In late 2012, the hospital used those savings to establish an oncology service staffed by a full-time oncology certified nurse and a part-time oncologist. This new service — which 340B savings made possible — means that more than two dozen local people no longer have to travel up to 150 miles away, or even out of state, for cancer treatment.
Aspirus Ontonagon Hospital is also using its 340B savings to ensure that cancer patients in the community are able to pay for their medications. Those who are insured get help understanding their coverage and those who aren’t find out if they qualify for free or reduced cost services. In one recent example, an uninsured patient saved more than $36,000 over the course of her cancer regimen thanks to help from the hospital.
That’s just one hospital’s 340B success story. In Minneapolis, Hennepin County Medical Center uses 340B savings to help patients manage their medicines better, which saves patients money, reduces hospital readmissions and prevents medication errors.
In Richmond, Va., Virginia Commonwealth University Health System uses 340B savings to coordinate healthcare for the uninsured through a network of medical homes.

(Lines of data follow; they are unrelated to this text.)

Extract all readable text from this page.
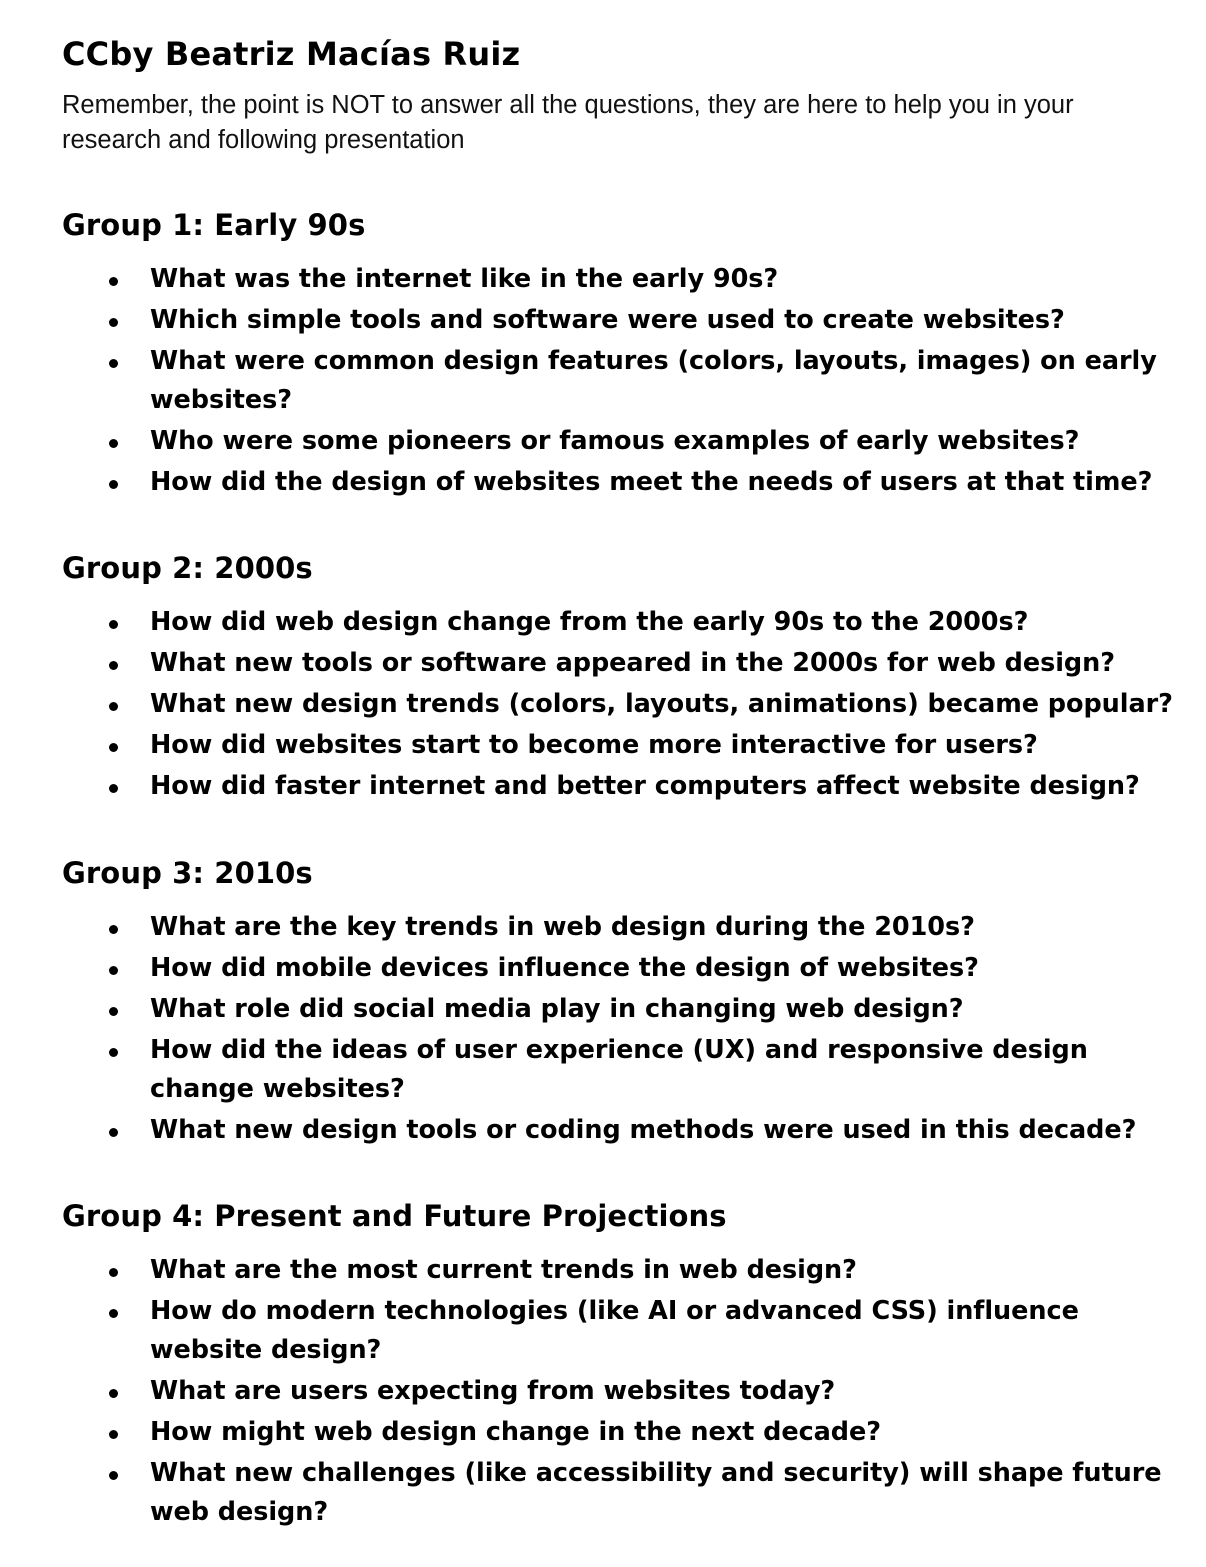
CCby Beatriz Macías Ruiz

Remember, the point is NOT to answer all the questions, they are here to help you in your research and following presentation

Group 1: Early 90s
What was the internet like in the early 90s?
Which simple tools and software were used to create websites?
What were common design features (colors, layouts, images) on early websites?
Who were some pioneers or famous examples of early websites?
How did the design of websites meet the needs of users at that time?
Group 2: 2000s
How did web design change from the early 90s to the 2000s?
What new tools or software appeared in the 2000s for web design?
What new design trends (colors, layouts, animations) became popular?
How did websites start to become more interactive for users?
How did faster internet and better computers affect website design?
Group 3: 2010s
What are the key trends in web design during the 2010s?
How did mobile devices influence the design of websites?
What role did social media play in changing web design?
How did the ideas of user experience (UX) and responsive design change websites?
What new design tools or coding methods were used in this decade?
Group 4: Present and Future Projections
What are the most current trends in web design?
How do modern technologies (like AI or advanced CSS) influence website design?
What are users expecting from websites today?
How might web design change in the next decade?
What new challenges (like accessibility and security) will shape future web design?
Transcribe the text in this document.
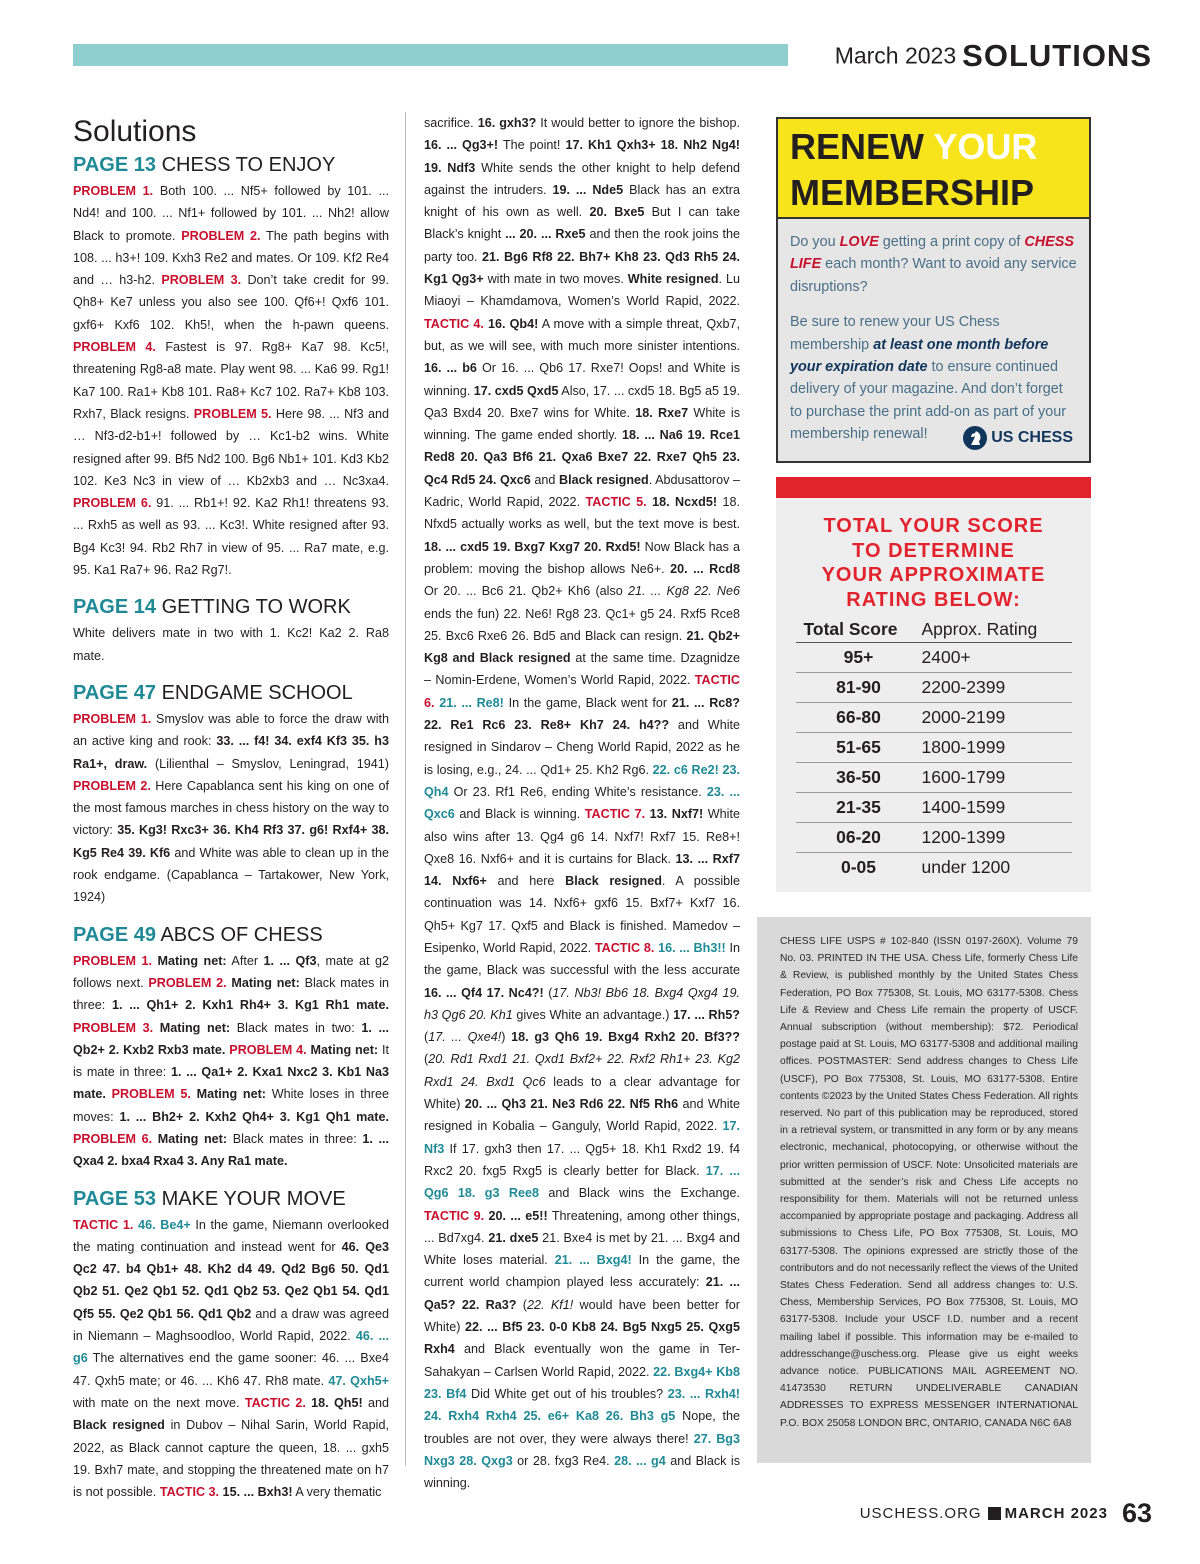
March 2023 SOLUTIONS
Solutions
PAGE 13 CHESS TO ENJOY

PROBLEM 1. Both 100. ... Nf5+ followed by 101. ... Nd4! and 100. ... Nf1+ followed by 101. ... Nh2! allow Black to promote. PROBLEM 2. The path begins with 108. ... h3+! 109. Kxh3 Re2 and mates. Or 109. Kf2 Re4 and … h3-h2. PROBLEM 3. Don’t take credit for 99. Qh8+ Ke7 unless you also see 100. Qf6+! Qxf6 101. gxf6+ Kxf6 102. Kh5!, when the h-pawn queens. PROBLEM 4. Fastest is 97. Rg8+ Ka7 98. Kc5!, threatening Rg8-a8 mate. Play went 98. ... Ka6 99. Rg1! Ka7 100. Ra1+ Kb8 101. Ra8+ Kc7 102. Ra7+ Kb8 103. Rxh7, Black resigns. PROBLEM 5. Here 98. ... Nf3 and … Nf3-d2-b1+! followed by … Kc1-b2 wins. White resigned after 99. Bf5 Nd2 100. Bg6 Nb1+ 101. Kd3 Kb2 102. Ke3 Nc3 in view of … Kb2xb3 and … Nc3xa4. PROBLEM 6. 91. ... Rb1+! 92. Ka2 Rh1! threatens 93. ... Rxh5 as well as 93. ... Kc3!. White resigned after 93. Bg4 Kc3! 94. Rb2 Rh7 in view of 95. ... Ra7 mate, e.g. 95. Ka1 Ra7+ 96. Ra2 Rg7!.

PAGE 14 GETTING TO WORK

White delivers mate in two with 1. Kc2! Ka2 2. Ra8 mate.

PAGE 47 ENDGAME SCHOOL

PROBLEM 1. Smyslov was able to force the draw with an active king and rook: 33. ... f4! 34. exf4 Kf3 35. h3 Ra1+, draw. (Lilienthal – Smyslov, Leningrad, 1941) PROBLEM 2. Here Capablanca sent his king on one of the most famous marches in chess history on the way to victory: 35. Kg3! Rxc3+ 36. Kh4 Rf3 37. g6! Rxf4+ 38. Kg5 Re4 39. Kf6 and White was able to clean up in the rook endgame. (Capablanca – Tartakower, New York, 1924)

PAGE 49 ABCS OF CHESS

PROBLEM 1. Mating net: After 1. ... Qf3, mate at g2 follows next. PROBLEM 2. Mating net: Black mates in three: 1. ... Qh1+ 2. Kxh1 Rh4+ 3. Kg1 Rh1 mate. PROBLEM 3. Mating net: Black mates in two: 1. ... Qb2+ 2. Kxb2 Rxb3 mate. PROBLEM 4. Mating net: It is mate in three: 1. ... Qa1+ 2. Kxa1 Nxc2 3. Kb1 Na3 mate. PROBLEM 5. Mating net: White loses in three moves: 1. ... Bh2+ 2. Kxh2 Qh4+ 3. Kg1 Qh1 mate. PROBLEM 6. Mating net: Black mates in three: 1. ... Qxa4 2. bxa4 Rxa4 3. Any Ra1 mate.

PAGE 53 MAKE YOUR MOVE

TACTIC 1. 46. Be4+ In the game, Niemann overlooked the mating continuation and instead went for 46. Qe3 Qc2 47. b4 Qb1+ 48. Kh2 d4 49. Qd2 Bg6 50. Qd1 Qb2 51. Qe2 Qb1 52. Qd1 Qb2 53. Qe2 Qb1 54. Qd1 Qf5 55. Qe2 Qb1 56. Qd1 Qb2 and a draw was agreed in Niemann – Maghsoodloo, World Rapid, 2022. 46. ... g6 The alternatives end the game sooner: 46. ... Bxe4 47. Qxh5 mate; or 46. ... Kh6 47. Rh8 mate. 47. Qxh5+ with mate on the next move. TACTIC 2. 18. Qh5! and Black resigned in Dubov – Nihal Sarin, World Rapid, 2022, as Black cannot capture the queen, 18. ... gxh5 19. Bxh7 mate, and stopping the threatened mate on h7 is not possible. TACTIC 3. 15. ... Bxh3! A very thematic

sacrifice. 16. gxh3? It would better to ignore the bishop. 16. ... Qg3+! The point! 17. Kh1 Qxh3+ 18. Nh2 Ng4! 19. Ndf3 White sends the other knight to help defend against the intruders. 19. ... Nde5 Black has an extra knight of his own as well. 20. Bxe5 But I can take Black’s knight ... 20. ... Rxe5 and then the rook joins the party too. 21. Bg6 Rf8 22. Bh7+ Kh8 23. Qd3 Rh5 24. Kg1 Qg3+ with mate in two moves. White resigned. Lu Miaoyi – Khamdamova, Women’s World Rapid, 2022. TACTIC 4. 16. Qb4! A move with a simple threat, Qxb7, but, as we will see, with much more sinister intentions. 16. ... b6 Or 16. ... Qb6 17. Rxe7! Oops! and White is winning. 17. cxd5 Qxd5 Also, 17. ... cxd5 18. Bg5 a5 19. Qa3 Bxd4 20. Bxe7 wins for White. 18. Rxe7 White is winning. The game ended shortly. 18. ... Na6 19. Rce1 Red8 20. Qa3 Bf6 21. Qxa6 Bxe7 22. Rxe7 Qh5 23. Qc4 Rd5 24. Qxc6 and Black resigned. Abdusattorov – Kadric, World Rapid, 2022. TACTIC 5. 18. Ncxd5! 18. Nfxd5 actually works as well, but the text move is best. 18. ... cxd5 19. Bxg7 Kxg7 20. Rxd5! Now Black has a problem: moving the bishop allows Ne6+. 20. ... Rcd8 Or 20. ... Bc6 21. Qb2+ Kh6 (also 21. ... Kg8 22. Ne6 ends the fun) 22. Ne6! Rg8 23. Qc1+ g5 24. Rxf5 Rce8 25. Bxc6 Rxe6 26. Bd5 and Black can resign. 21. Qb2+ Kg8 and Black resigned at the same time. Dzagnidze – Nomin-Erdene, Women’s World Rapid, 2022. TACTIC 6. 21. ... Re8! In the game, Black went for 21. ... Rc8? 22. Re1 Rc6 23. Re8+ Kh7 24. h4?? and White resigned in Sindarov – Cheng World Rapid, 2022 as he is losing, e.g., 24. ... Qd1+ 25. Kh2 Rg6. 22. c6 Re2! 23. Qh4 Or 23. Rf1 Re6, ending White’s resistance. 23. ... Qxc6 and Black is winning. TACTIC 7. 13. Nxf7! White also wins after 13. Qg4 g6 14. Nxf7! Rxf7 15. Re8+! Qxe8 16. Nxf6+ and it is curtains for Black. 13. ... Rxf7 14. Nxf6+ and here Black resigned. A possible continuation was 14. Nxf6+ gxf6 15. Bxf7+ Kxf7 16. Qh5+ Kg7 17. Qxf5 and Black is finished. Mamedov – Esipenko, World Rapid, 2022. TACTIC 8. 16. ... Bh3!! In the game, Black was successful with the less accurate 16. ... Qf4 17. Nc4?! (17. Nb3! Bb6 18. Bxg4 Qxg4 19. h3 Qg6 20. Kh1 gives White an advantage.) 17. ... Rh5? (17. ... Qxe4!) 18. g3 Qh6 19. Bxg4 Rxh2 20. Bf3?? (20. Rd1 Rxd1 21. Qxd1 Bxf2+ 22. Rxf2 Rh1+ 23. Kg2 Rxd1 24. Bxd1 Qc6 leads to a clear advantage for White) 20. ... Qh3 21. Ne3 Rd6 22. Nf5 Rh6 and White resigned in Kobalia – Ganguly, World Rapid, 2022. 17. Nf3 If 17. gxh3 then 17. ... Qg5+ 18. Kh1 Rxd2 19. f4 Rxc2 20. fxg5 Rxg5 is clearly better for Black. 17. ... Qg6 18. g3 Ree8 and Black wins the Exchange. TACTIC 9. 20. ... e5!! Threatening, among other things, ... Bd7xg4. 21. dxe5 21. Bxe4 is met by 21. ... Bxg4 and White loses material. 21. ... Bxg4! In the game, the current world champion played less accurately: 21. ... Qa5? 22. Ra3? (22. Kf1! would have been better for White) 22. ... Bf5 23. 0-0 Kb8 24. Bg5 Nxg5 25. Qxg5 Rxh4 and Black eventually won the game in Ter-Sahakyan – Carlsen World Rapid, 2022. 22. Bxg4+ Kb8 23. Bf4 Did White get out of his troubles? 23. ... Rxh4! 24. Rxh4 Rxh4 25. e6+ Ka8 26. Bh3 g5 Nope, the troubles are not over, they were always there! 27. Bg3 Nxg3 28. Qxg3 or 28. fxg3 Re4. 28. ... g4 and Black is winning.

RENEW YOUR
MEMBERSHIP

Do you LOVE getting a print copy of CHESS LIFE each month? Want to avoid any service disruptions?

Be sure to renew your US Chess membership at least one month before your expiration date to ensure continued delivery of your magazine. And don’t forget to purchase the print add-on as part of your membership renewal!	US CHESS
TOTAL YOUR SCORE
TO DETERMINE
YOUR APPROXIMATE
RATING BELOW:
Total Score	Approx. Rating
95+	2400+
81-90	2200-2399
66-80	2000-2199
51-65	1800-1999
36-50	1600-1799
21-35	1400-1599
06-20	1200-1399
0-05	under 1200
CHESS LIFE USPS # 102-840 (ISSN 0197-260X). Volume 79 No. 03. PRINTED IN THE USA. Chess Life, formerly Chess Life & Review, is published monthly by the United States Chess Federation, PO Box 775308, St. Louis, MO 63177-5308. Chess Life & Review and Chess Life remain the property of USCF. Annual subscription (without membership): $72. Periodical postage paid at St. Louis, MO 63177-5308 and additional mailing offices. POSTMASTER: Send address changes to Chess Life (USCF), PO Box 775308, St. Louis, MO 63177-5308. Entire contents ©2023 by the United States Chess Federation. All rights reserved. No part of this publication may be reproduced, stored in a retrieval system, or transmitted in any form or by any means electronic, mechanical, photocopying, or otherwise without the prior written permission of USCF. Note: Unsolicited materials are submitted at the sender’s risk and Chess Life accepts no responsibility for them. Materials will not be returned unless accompanied by appropriate postage and packaging. Address all submissions to Chess Life, PO Box 775308, St. Louis, MO 63177-5308. The opinions expressed are strictly those of the contributors and do not necessarily reflect the views of the United States Chess Federation. Send all address changes to: U.S. Chess, Membership Services, PO Box 775308, St. Louis, MO 63177-5308. Include your USCF I.D. number and a recent mailing label if possible. This information may be e-mailed to addresschange@uschess.org. Please give us eight weeks advance notice. PUBLICATIONS MAIL AGREEMENT NO. 41473530 RETURN UNDELIVERABLE CANADIAN ADDRESSES TO EXPRESS MESSENGER INTERNATIONAL P.O. BOX 25058 LONDON BRC, ONTARIO, CANADA N6C 6A8
USCHESS.ORG MARCH 2023 63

In the Black Hills of South Dakota, Regional Health uses 340B savings to provide indigent patients with temporary supplies of prescription drugs when they leave the hospital or emergency room, to help address Native Americans’ healthcare issues, and to help those in crisis transition to the care they need without a delay in treatment because of a lack of insurance.
These types of successes are precisely what Congress hoped for when it created 340B more than 20 years ago and then expanded it later with both Republican and Democratic support.
Multiple reports show that safety net healthcare providers use 340B savings just as Congress intended. For example, the Government Accountability Office found in a September 2011 study that all 340B entities it interviewed reported using their 340B savings in ways that were consistent with the program’s intent.
A June 2011 study by Safety Net Hospitals for Pharmaceutical Access found that 340B hospitals use program savings to help vulnerable patients by reducing the price of drugs for low-income patients, increasing patient access to pharmacy services, expanding the selection of drugs available to patients, enhancing pharmacy and other healthcare services, and serving more patients, especially those who are indigent or otherwise vulnerable.
The vast majority of these hospitals say that if they did not have access to 340B discounts, their uninsured and underinsured patients would see higher drug costs and reduced services. Some facilities would have to close their doors altogether.
The 340B program benefits taxpayers, too. The Congressional Budget Office has consistently projected that proposed expansions of 340B would generate savings for the federal government. That’s why the program continues to enjoy strong bipartisan support despite an aggressive lobbying campaign by very powerful interests.
Like any other government program, it goes without saying that 340B can be improved. But does it need invasive surgery, as some of its critics recommend? Absolutely not.
Stupak served in the House of Representatives from 1993 to 2011. He now practices law and is a lobbyist for Venable LLP. Wood served as pharmacy manager for University of Utah Hospital and is now a pharmacy consultant as well as a board trustee of Aspirus Ontonagon Hospital in Ontonagon, Mich.